For Tullio to work with GPU you need to import also:
using CUDA, CUDAKernels, KernelAbstractions
And from what I see it is some problem with your call to linear_interpolation
.
julia> @tullio o[i,j] := linear_interpolation( gx, gy[i] )(gv[j])
Error: Reason: unsupported dynamic function invocation (call to linear_interpolation)
for more you can read CUDA Troubleshooting.
If we dig deeper we can see it is some conversion function
Reason: unsupported dynamic function invocation (call to convert)
And if we inspect gy
we find out that you didn’t really move y to CuArray
julia> typeof(gy[1])
SubArray{Float64, 1, Matrix{Float64}, Tuple{Base.Slice{Base.OneTo{Int64}}, Int64}, true}
(see how it is Matrix{Float64}
and not CuArray{Float64}
, that’s because broadcasting works only one level deep.)

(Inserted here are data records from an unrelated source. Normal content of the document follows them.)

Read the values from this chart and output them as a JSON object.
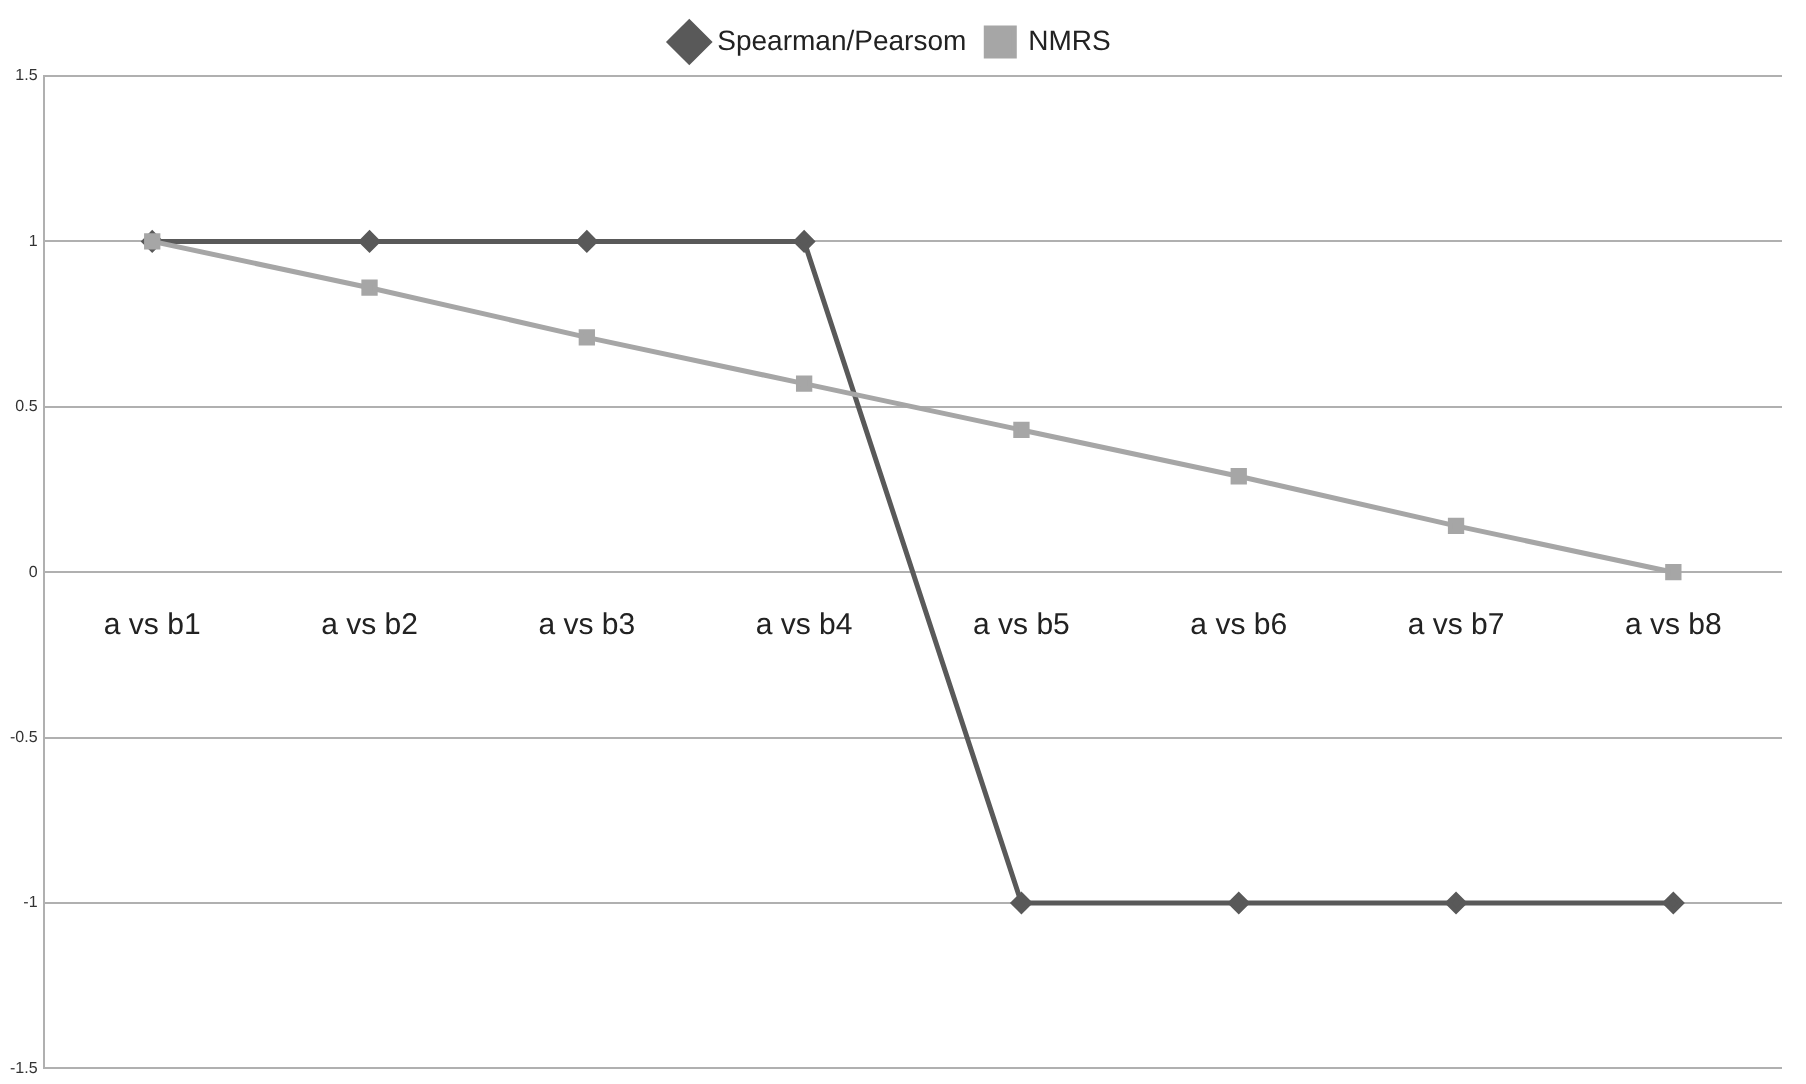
{
  "chart_data": {
    "type": "line",
    "categories": [
      "a vs b1",
      "a vs b2",
      "a vs b3",
      "a vs b4",
      "a vs b5",
      "a vs b6",
      "a vs b7",
      "a vs b8"
    ],
    "series": [
      {
        "name": "Spearman/Pearsom",
        "color": "#595959",
        "marker": "diamond",
        "values": [
          1,
          1,
          1,
          1,
          -1,
          -1,
          -1,
          -1
        ]
      },
      {
        "name": "NMRS",
        "color": "#a6a6a6",
        "marker": "square",
        "values": [
          1,
          0.86,
          0.71,
          0.57,
          0.43,
          0.29,
          0.14,
          0
        ]
      }
    ],
    "ylim": [
      -1.5,
      1.5
    ],
    "yticks": [
      -1.5,
      -1,
      -0.5,
      0,
      0.5,
      1,
      1.5
    ],
    "grid": "y",
    "legend": "top",
    "line_style": "solid"
  }
}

This is the hardest part of GPU programming as GPUs don’t really like lists or Vectors of Vectors (CUDA.jl will throw:
ERROR: CuArray only supports element types that are stored inline
if you will try to do this.)
The “easiest” way to do this would be to write a custom kernel, or use einsum to account for two dimensions and store gy
as a CuArray of size (30,500).
Sorry but here my knowledge ends unfortunately. Also I don’t know about your experience but keep in mind that Julia tries to compile a GPU kernel in contrast to i.e. Python frameworks like PyTorch or CuPy where the kernels are already compiled and you only use an api to access them, so in CUDA.jl you generally need to work on Arrays of numbers only.